Disputa Judiciária em Torno da Autoria Musical
A canção “Carolina”, junto a outros sucessos interpretados por Seu Jorge, se tornou o centro de uma polêmica judicial. O artista enfrenta uma ação que questiona sua titularidade sobre algumas de suas músicas mais conhecidas. Recentemente, a 18ª Câmara de Direito Privado do Tribunal de Justiça derrubou uma decisão anterior que havia encerrado o processo, permitindo que a ação prosseguisse. Essa informação foi divulgada pela coluna de Ancelmo Gois, do jornal O GLOBO, na última segunda-feira (23).
Além de “Carolina” e “Tive Razão”, os músicos Ricardo Garcia e Kiko Freitas também reivindicam a autoria de outras faixas, como “Gafieira S. A.”, “Chega no Suingue”, “She Will” e “Não Tem”, todas registradas sob o nome de Seu Jorge.

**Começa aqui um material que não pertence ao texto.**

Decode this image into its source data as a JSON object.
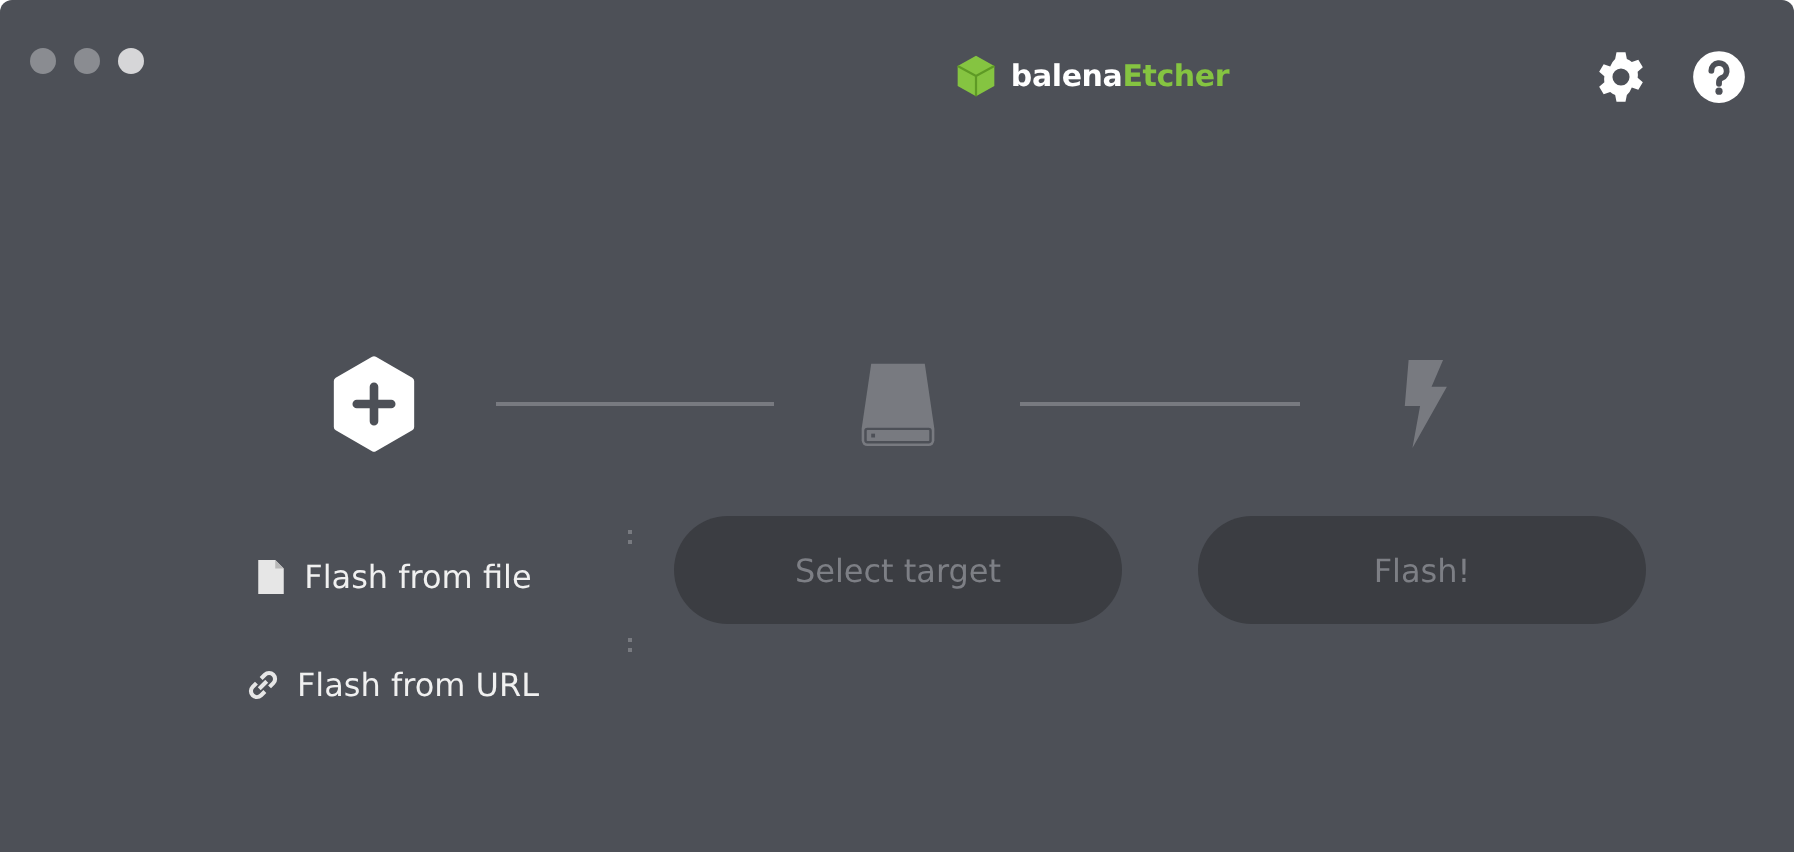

De acordo com os autores, “Carolina” foi composta por Garcia em homenagem à sua namorada, enquanto “She Will” teria surgido durante seu período de estudos em uma escola nos Estados Unidos. “Chega no Suingue”, por sua vez, foi criada pela dupla para o grupo Juventude do Samba.
Em entrevista ao GLOBO, a assessoria de Seu Jorge declarou que o cantor não comentará pessoalmente sobre o caso, visto que é uma questão judicial. A nota lembrou que, em Primeira Instância, Seu Jorge saiu vencedor e que o processo agora retornará a esse juízo para a coleta de provas orais, seguindo trâmites até uma nova decisão.
Plágio ou Coautoria: Entenda o Contexto
A advogada Deborah Sztajnberg, que representa Garcia e Freitas, afirmou que a disputa se refere a plágio, não a coautoria das músicas. Ela argumenta que as canções em questão eram apresentadas pelo duo desde 1997 e que a comprovação da autoria não se fundamenta em um único elemento, mas sim em um conjunto probatório robusto.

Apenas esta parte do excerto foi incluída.